Ainda, como parte integrante dessa rede de auxílio, a Secretaria Especial de Políticas para as Mulheres – SEPM está implantando um sistema de Ouvidoria, que tem como objetivo incentivar e apoiar a participação da mulher, consciente de seus direitos, constituindo-se em mais uma instância de enfrentamento de arbitrariedades e violência doméstica e de gênero.
Para que o enfrentamento da violência seja efetivo é necessário que essa extensa Rede de Cidadania funcione articulada e com apoio do Estado e da sociedade, e que, a cada dia, outros setores e organizações a ela se incorporem, fazendo do enfrentamento da violência contra as mulheres um dos centros de suas políticas e ações.
Para a Secretaria Especial de Políticas para as Mulheres – SEPM, o Programa de Prevenção, Assistência e Combate à Violência Contra a Mulher é meta prioritária, e todos os esforços e recursos serão mobilizados para que esta Rede se estruture adequadamente e acolha as mulheres em situação de violência, dando a elas todo o suporte necessário (BRASIL, Secretaria Especial de Políticas para as Mulheres, 2003, p. 51-53).
Considerações finais
A publicação da Secretaria Especial de Políticas para as Mulheres – SEPM sobre o Programa de Prevenção, Assistência e Combate à Violência Contra a Mulher – Plano Nacional (BRASIL, 2003) apresenta dados de significativa relevância para a compreensão do alcance e complexidade do problema e informa também as iniciativas e instâncias de proteção, oferecendo subsídios que enfatizam o reconhecimento da importância da Lei nº 11.340, de 7 de agosto de 2006.
Por suas definições e alcance, ressalta-se a importância da Lei nº 11.340, 2006, pela criação de mecanismos para coibir a violência doméstica e familiar contra a mulher, nos termos do § 8º do artigo 226 da Constituição Federal e da Convenção Interamericana para Prevenir, Punir e Erradicar a Violência contra a Mulher, e pelas suas disposições sobre a criação dos Juizados de Violência Doméstica e Familiar contra a Mulher.
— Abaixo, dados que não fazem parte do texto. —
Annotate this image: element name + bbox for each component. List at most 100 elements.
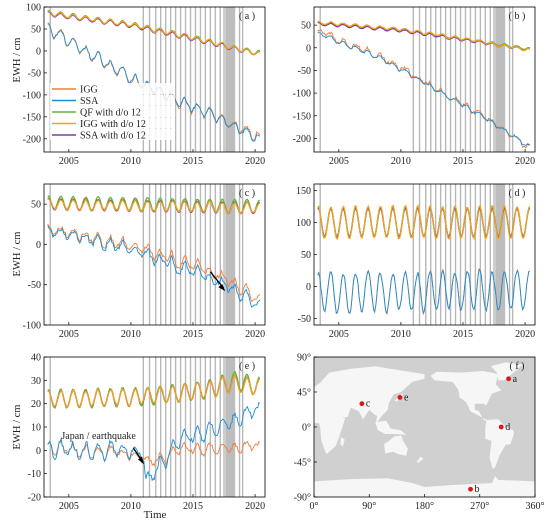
annotation-arrow [209, 271, 226, 292]
panel-c: 2005 2010 2015 2020 50 0 -50 -100 ( c ) [23, 183, 266, 340]
series-line-ssa [47, 225, 261, 308]
gap-band [495, 184, 506, 325]
indonesia [375, 420, 407, 435]
gap-band [225, 184, 236, 325]
legend-bg [50, 106, 175, 117]
y-tick-label: -200 [23, 134, 41, 145]
y-tick-label: -50 [28, 280, 41, 291]
y-tick-label: 0 [36, 446, 41, 457]
panel-label: ( a ) [239, 11, 255, 22]
gap-band [225, 7, 236, 152]
y-tick-label: 50 [301, 21, 311, 32]
y-tick-label: -100 [23, 90, 41, 101]
station-label: a [513, 374, 518, 385]
panel-label: ( e ) [239, 361, 255, 372]
y-tick-label: 100 [26, 3, 41, 14]
x-tick-label: 2020 [245, 329, 265, 340]
australia [384, 435, 408, 456]
station-point [397, 395, 403, 400]
panel-b: 2005 2010 2015 2020 50 0 -50 -100 -150 -200 ( b ) [293, 6, 536, 167]
eurasia-africa [314, 366, 425, 455]
y-tick-label: 50 [301, 250, 311, 261]
series-line-ssa [317, 31, 530, 146]
y-axis-title: EWH / cm [12, 405, 23, 450]
panel-f: 0° 90° 180° 270° 360° 90° 45° 0° -45° -90° a b c d e ( … [294, 353, 545, 513]
greenland [490, 362, 523, 381]
x-tick-label: 2010 [121, 329, 141, 340]
arrow-head [218, 284, 226, 292]
y-tick-label: -150 [23, 112, 41, 123]
axes-frame [313, 6, 536, 153]
x-tick-label: 2010 [391, 156, 411, 167]
legend-label: QF with d/o 12 [80, 108, 141, 119]
y-tick-label: 50 [31, 24, 41, 35]
series-line-igg-do12 [47, 374, 260, 409]
axes-frame [43, 6, 266, 153]
gap-band [495, 7, 506, 152]
x-tick-label: 2015 [183, 156, 203, 167]
station-point [506, 376, 512, 382]
station-point [468, 486, 473, 492]
x-tick-label: 90° [362, 501, 376, 512]
y-tick-label: 0 [306, 282, 311, 293]
y-tick-label: 0 [36, 240, 41, 251]
legend-label: SSA with d/o 12 [80, 131, 146, 142]
map-land [314, 362, 535, 497]
panel-label: ( c ) [239, 188, 255, 199]
y-tick-label: 0 [306, 43, 311, 54]
x-tick-label: 360° [526, 501, 545, 512]
x-tick-label: 2015 [453, 329, 473, 340]
station-label: b [475, 484, 480, 495]
y-tick-label: -200 [293, 134, 311, 145]
annotation-arrow [132, 447, 144, 465]
y-tick-label: 0° [302, 423, 311, 434]
x-tick-label: 270° [470, 501, 489, 512]
y-tick-label: 50 [31, 200, 41, 211]
station-label: d [505, 422, 510, 433]
x-axis-title: Time [144, 509, 167, 521]
legend-label: SSA [80, 96, 99, 107]
legend-bg [50, 117, 175, 129]
station-point [498, 424, 504, 430]
y-tick-label: 0 [36, 46, 41, 57]
x-tick-label: 2020 [245, 501, 265, 512]
x-tick-label: 2010 [121, 501, 141, 512]
x-tick-label: 2005 [59, 329, 79, 340]
panel-label: ( f ) [510, 361, 525, 372]
y-tick-label: -10 [28, 469, 41, 480]
x-tick-label: 2015 [183, 501, 203, 512]
y-tick-label: 150 [296, 186, 311, 197]
x-tick-label: 2015 [183, 329, 203, 340]
x-tick-label: 2020 [515, 156, 535, 167]
y-tick-label: -100 [293, 89, 311, 100]
y-tick-label: 20 [31, 399, 41, 410]
y-tick-label: -90° [294, 493, 311, 504]
arrow-head [137, 456, 144, 465]
y-axis-title: EWH / cm [12, 38, 23, 83]
axes-frame [43, 183, 266, 326]
series-line-igg-do12 [317, 20, 531, 52]
series-line-igg [47, 223, 261, 302]
panel-label: ( b ) [509, 11, 526, 22]
x-tick-label: 2020 [245, 156, 265, 167]
americas [430, 371, 515, 469]
antarctica [314, 476, 535, 497]
y-tick-label: 10 [31, 423, 41, 434]
legend-bg [50, 129, 175, 140]
panel-d: 2005 2010 2015 2020 150 100 50 0 -50 ( d ) [296, 183, 536, 340]
station-label: e [404, 392, 409, 403]
x-tick-label: 2005 [59, 156, 79, 167]
x-tick-label: 2005 [329, 156, 349, 167]
y-tick-label: 40 [31, 353, 41, 364]
series-line-ssa [47, 401, 261, 482]
annotation-text: Japan / earthquake [61, 431, 136, 442]
panel-label: ( d ) [509, 188, 526, 199]
y-tick-label: 100 [296, 218, 311, 229]
y-tick-label: -100 [23, 321, 41, 332]
y-tick-label: -150 [293, 111, 311, 122]
x-tick-label: 2005 [329, 329, 349, 340]
legend-bg [50, 83, 175, 94]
Observam-se também os avanços na alteração do Código de Processo Penal, do Código Penal e da Lei de Execução Penal.
A Lei considera como formas de violência as que se apontam no capítulo II, artigo 7º, incisos de I a V: violência física, violência psicológica, violência sexual, violência patrimonial, violência moral. Essa compreensão ampla favorece, significativamente, o entendimento da extensão e variedade de abusos domésticos e de gênero.
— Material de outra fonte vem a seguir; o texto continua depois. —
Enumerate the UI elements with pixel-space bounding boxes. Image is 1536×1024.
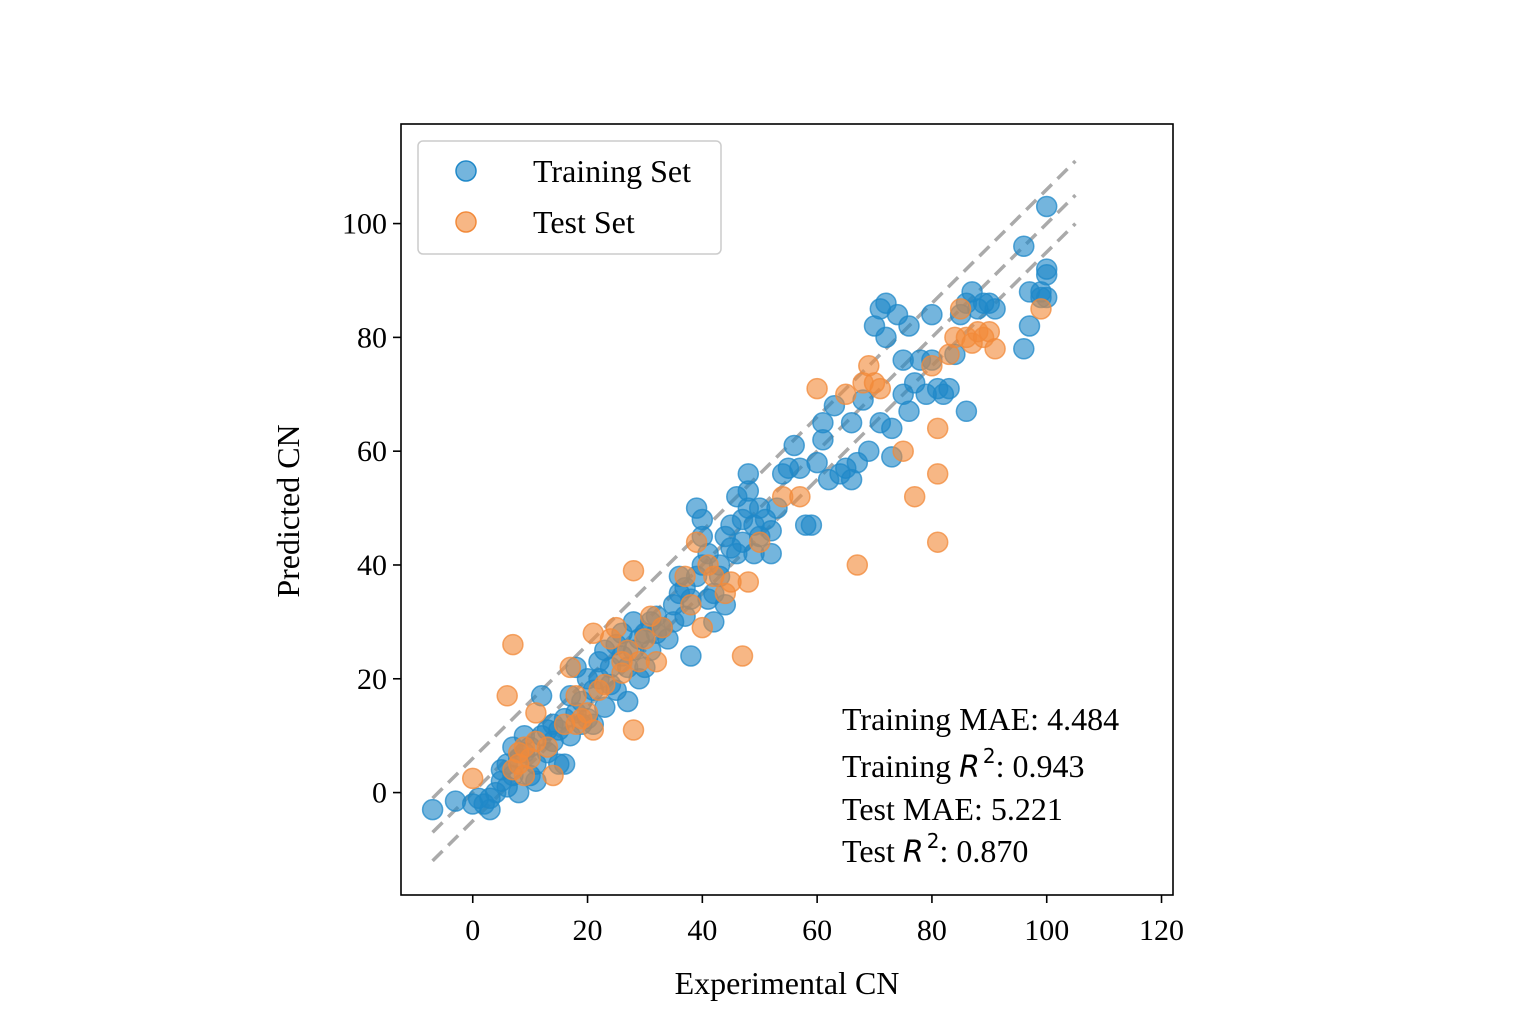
legend: Training Set Test Set	[417, 140, 722, 255]
test-point	[622, 719, 645, 741]
training-point	[680, 645, 702, 667]
test-point	[536, 736, 559, 758]
training-point	[921, 303, 943, 326]
test-point	[869, 377, 892, 400]
test-point	[789, 485, 811, 508]
y-tick-label: 40	[357, 549, 387, 582]
training-point	[616, 690, 639, 713]
training-mae-text: Training MAE: 4.484	[842, 701, 1119, 737]
y-tick-label: 20	[357, 663, 387, 696]
training-point	[1013, 338, 1035, 360]
test-point	[1030, 298, 1052, 320]
training-point	[955, 400, 978, 423]
x-tick-label: 120	[1139, 914, 1184, 947]
test-point	[680, 594, 702, 616]
training-point	[938, 377, 960, 400]
legend-marker-training-set	[455, 160, 477, 182]
test-point	[685, 531, 708, 553]
y-tick-label: 80	[357, 321, 387, 354]
x-tick-label: 100	[1024, 914, 1069, 947]
training-point	[898, 400, 920, 423]
training-point	[1035, 195, 1058, 218]
test-point	[496, 685, 518, 707]
test-point	[645, 650, 668, 673]
test-point	[691, 616, 714, 639]
training-point	[812, 411, 834, 434]
test-point	[748, 531, 771, 553]
test-point	[651, 616, 673, 639]
legend-label-test-set: Test Set	[533, 204, 635, 240]
training-point	[858, 440, 880, 462]
legend-marker-test-set	[455, 211, 477, 233]
test-point	[622, 559, 645, 582]
training-point	[881, 417, 903, 440]
test-point	[542, 764, 564, 787]
training-point	[421, 798, 444, 821]
training-r2-text: Training R 2: 0.943	[842, 744, 1085, 785]
test-point	[461, 767, 484, 790]
axis-ticks: 0 20 40 60 80 100 120 0 20 40 60 80 100	[342, 208, 1184, 947]
test-point	[921, 355, 943, 377]
test-point	[835, 383, 857, 406]
x-axis-label: Experimental CN	[675, 965, 900, 1001]
x-tick-label: 40	[687, 914, 717, 947]
test-point	[565, 685, 587, 707]
training-point	[1018, 315, 1041, 337]
test-mae-text: Test MAE: 5.221	[842, 791, 1063, 827]
test-point	[949, 298, 972, 320]
plot-frame	[400, 123, 1174, 896]
test-point	[926, 463, 949, 485]
test-point	[926, 531, 949, 553]
training-point	[806, 451, 828, 474]
test-point	[926, 417, 949, 440]
test-r2-text: Test R 2: 0.870	[842, 829, 1028, 870]
test-point	[559, 656, 582, 679]
training-point	[783, 434, 805, 457]
training-point	[840, 411, 863, 434]
y-tick-label: 60	[357, 435, 387, 468]
test-point	[605, 616, 627, 639]
test-point	[806, 377, 828, 400]
y-tick-label: 0	[372, 777, 387, 810]
training-point	[1035, 264, 1058, 286]
legend-label-training-set: Training Set	[533, 153, 691, 189]
x-tick-label: 60	[802, 914, 832, 947]
test-point	[582, 719, 605, 741]
x-tick-label: 0	[465, 914, 480, 947]
test-point	[634, 628, 656, 650]
test-point	[674, 565, 696, 588]
x-tick-label: 20	[573, 914, 603, 947]
training-point	[737, 463, 760, 485]
y-tick-label: 100	[342, 208, 387, 241]
test-point	[984, 338, 1006, 360]
legend-box	[417, 140, 722, 255]
test-point	[525, 702, 547, 724]
training-point	[691, 508, 714, 531]
test-point	[892, 440, 914, 462]
training-point	[800, 514, 823, 536]
test-point	[903, 485, 926, 508]
test-point	[846, 554, 869, 576]
training-point	[984, 298, 1006, 320]
test-set-points	[461, 298, 1052, 790]
x-tick-label: 80	[917, 914, 947, 947]
training-point	[875, 326, 897, 349]
training-point	[898, 315, 920, 337]
y-axis-label: Predicted CN	[270, 424, 306, 597]
test-point	[594, 673, 616, 696]
metrics-annotation: Training MAE: 4.484 Training R 2: 0.943 T…	[842, 701, 1119, 870]
test-point	[731, 645, 754, 667]
test-point	[737, 571, 760, 593]
test-point	[502, 633, 524, 656]
training-point	[1013, 235, 1035, 258]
Sem dúvida, acredita-se que, tanto os estudos e pesquisas de gênero, como os estudos, publicações e ações da SEPM, como a Lei nº 11.340 de 7 de agosto de 2006, representem marcos significativos na compreensão e realizações em favor do enfrentamento de uma situação que afeta, sobretudo, direitos de cidadania e de dignidade humana.
Além dos postulados legais, é importante que se consi-derem aspectos da cultura e da psicologia social referentes à formação de preconceitos e estigmas que circulam na sociedade, provocando e naturalizando discriminações e processos de exclusão, que atingem as pessoas “classificadas”, por essas matrizes excludentes, como “menores” e “piores”.
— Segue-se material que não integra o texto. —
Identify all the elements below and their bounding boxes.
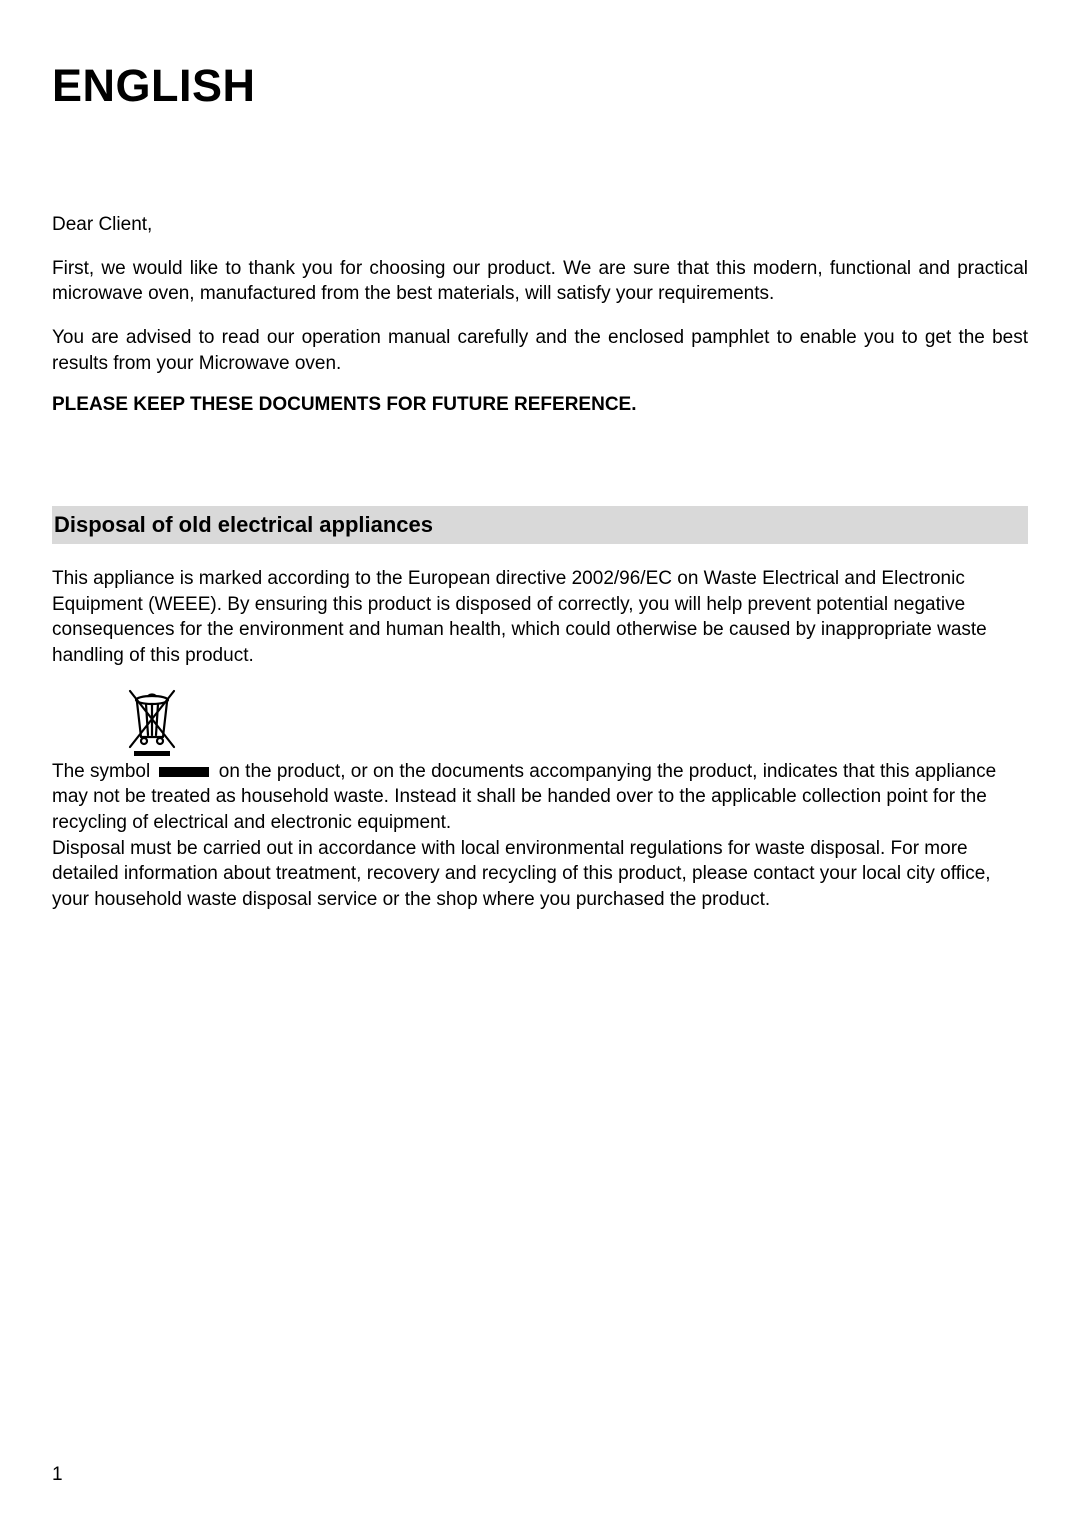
symbol-paragraph: The symbol on the product, or on the doc… [52, 759, 1028, 836]
disposal-paragraph: Disposal must be carried out in accordan… [52, 836, 1028, 913]
keep-documents-notice: PLEASE KEEP THESE DOCUMENTS FOR FUTURE R… [52, 394, 1028, 416]
weee-bin-icon [124, 689, 180, 759]
weee-icon-block [52, 689, 1028, 759]
intro-paragraph-2: You are advised to read our operation ma… [52, 325, 1028, 376]
weee-paragraph: This appliance is marked according to th… [52, 566, 1028, 669]
greeting-text: Dear Client, [52, 212, 1028, 238]
section-header-disposal: Disposal of old electrical appliances [52, 506, 1028, 544]
symbol-placeholder-icon [159, 767, 209, 777]
page-number: 1 [52, 1464, 63, 1486]
symbol-text-pre: The symbol [52, 761, 150, 782]
page-title: ENGLISH [52, 60, 1028, 112]
intro-paragraph-1: First, we would like to thank you for ch… [52, 256, 1028, 307]
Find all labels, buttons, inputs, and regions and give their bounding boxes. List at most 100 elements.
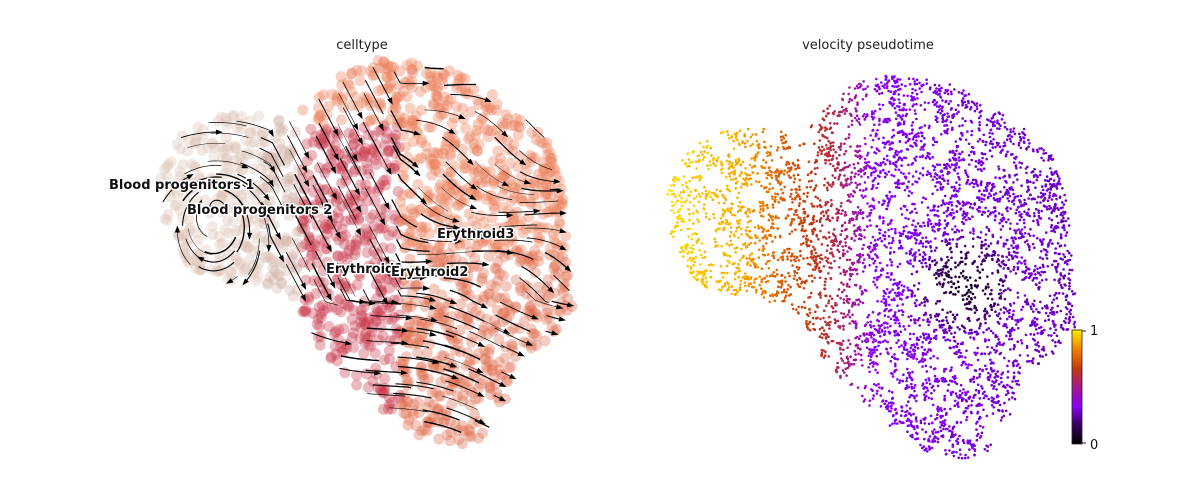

Paulo Freire (1999) discute, com muita propriedade, as categorias de “ser mais” e “ser menos”, que justificam a dominação e as arbitrariedades. Essas categorias são, sobretudo, justificadoras da violência, da desqualificação, da opressão.
Uma sociedade inclusiva é aquela na qual as diferenças são respeitadas e acolhidas, de modo que não se transformem em desigualdades.
Finalizam-se essas considerações reafirmando-se que o movimento atual em favor do respeito à diversidade e suas ações, no plano legal e social, representam uma mobilização relevante em favor da dignidade humana e da cidadania. A Lei nº 11.340, de agosto de 2006, é parte significativa desse movimento.